When I first read this, I was puzzled. Would Ted Kennedy and the liberals in Massachusetts really criticize Mitt Romney for encouraging a woman to have her baby and to give the child up for adoption rather than having an abortion? I suppose that there are some liberals who would be appalled by a woman not choosing abortion. They may see the fetus as a mere blob of tissue and think that the woman is holding herself back and giving in to religious extremists by having the child, and so they’d encourage her to have the abortion. But my impression (based upon the liberals I know and have read or seen on TV) is that many liberals would not be rooting for the woman to have the abortion. They’d want for her to make her own choice, based on what she thinks. And, while they most likely would not want for Mitt Romney or the government to pressure the woman to have the baby, I doubt that they’d see Romney as evil for doing so as a private citizen. But that’s my impression, and I could be wrong.
It turns out that there may be more to the issue, though. This article by Charles Johnson on Romney and abortion is worth reading. Johnson says: “In 2007, Judy Dushku recalled a published anonymous article in her feminist Mormon magazine, Exponents II, by a Mormon woman who wanted to have an abortion in 1990 when Mitt Romney was a stake president. (The article did not mention Mitt Romney by name, but Dushku later identified him.) The woman, Carrel Hilton Sheldon, has since come forward. Sheldon claims that Romney worked very hard to prevent her from having an abortion, even though her doctor (also a Mormon and past stake president) said her pregnancy might take her life. The woman ultimately had the abortion.”

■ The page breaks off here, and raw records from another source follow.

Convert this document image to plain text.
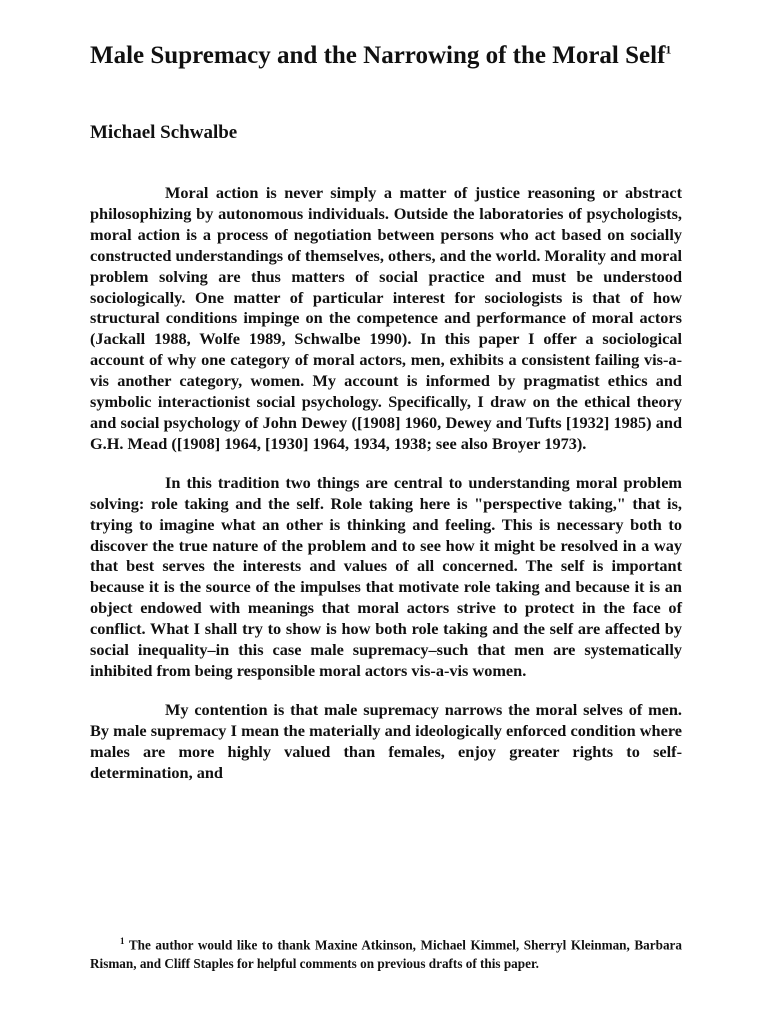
Male Supremacy and the Narrowing of the Moral Self$^1$

Michael Schwalbe

Moral action is never simply a matter of justice reasoning or abstract philosophizing by autonomous individuals. Outside the laboratories of psychologists, moral action is a process of negotiation between persons who act based on socially constructed understandings of themselves, others, and the world. Morality and moral problem solving are thus matters of social practice and must be understood sociologically. One matter of particular interest for sociologists is that of how structural conditions impinge on the competence and performance of moral actors (Jackall 1988, Wolfe 1989, Schwalbe 1990). In this paper I offer a sociological account of why one category of moral actors, men, exhibits a consistent failing vis-a-vis another category, women. My account is informed by pragmatist ethics and symbolic interactionist social psychology. Specifically, I draw on the ethical theory and social psychology of John Dewey ([1908] 1960, Dewey and Tufts [1932] 1985) and G.H. Mead ([1908] 1964, [1930] 1964, 1934, 1938; see also Broyer 1973).

In this tradition two things are central to understanding moral problem solving: role taking and the self. Role taking here is "perspective taking," that is, trying to imagine what an other is thinking and feeling. This is necessary both to discover the true nature of the problem and to see how it might be resolved in a way that best serves the interests and values of all concerned. The self is important because it is the source of the impulses that motivate role taking and because it is an object endowed with meanings that moral actors strive to protect in the face of conflict. What I shall try to show is how both role taking and the self are affected by social inequality–in this case male supremacy–such that men are systematically inhibited from being responsible moral actors vis-a-vis women.

My contention is that male supremacy narrows the moral selves of men. By male supremacy I mean the materially and ideologically enforced condition where males are more highly valued than females, enjoy greater rights to self-determination, and

$^1$ The author would like to thank Maxine Atkinson, Michael Kimmel, Sherryl Kleinman, Barbara Risman, and Cliff Staples for helpful comments on previous drafts of this paper.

The article to which Johnson links says the following, quoting from a New York Times article:
“In 1990, Exponent II, a Mormon feminist magazine that Ms. Dushku, the Suffolk University professor, helped found, published an article by a married mother of four who recounted her own experience after doctors advised her to terminate her pregnancy when she was being treated for a potentially dangerous blood clot. Her bishop got wind of the situation, she wrote, and showed up unannounced at the hospital, warning her sternly not to go forward. The article did not identify Mr. Romney as the bishop, but Ms. Dushku later did. Now the woman has come forward, identifying herself in Mr. Scott’s book as Carrel Hilton Sheldon. (Through Ms. Dushku, she declined to be interviewed.) ‘Mitt has many, many winning qualities,” she is quoted as saying, “but at the time he was blind to me as a human being.’”
I do not know if that was the case that Kennedy was talking about (for Romney encouraged women not to abort more than once), but it would make sense to me if it was. I doubt that Massachusetts liberals would see Romney as evil for thinking that abortion was wrong and for gently seeking to persuade a woman to have her baby and to put the child up for adoption rather than choosing abortion. But they would have serious problems with Romney doing so in an arrogant manner that callously disregarded the life and health of the woman, especially when giving birth could cost her life. (And I say this while remembering that the Mormon church allows abortion to save the life of the mother, and that Romney’s current pro-life position contains a “life of the mother” exception. Perhaps Romney the elder did not feel that the woman’s life was at risk.)
But I not only give Massachusetts liberals the benefit of a doubt (as opposed to seeing them as monstrous fanatics rooting for women to have abortions). I do the same for Republicans, too. For example, I read an article yesterday on a liberal site, New Hampshire GOP Introduce Bills To Roll Back Domestic Violence Laws. These bills may very well undermine domestic violence laws (and there is discussion in the comments section about whether they will do so). But I seriously doubt that the Republicans introducing these bills actually support domestic violence. Why? Because I don’t think that people are thoroughly evil. Proud? Yes. Selfish? Yes. Greedy? Yes. But actively rooting for people to be hurt? I don’t think so.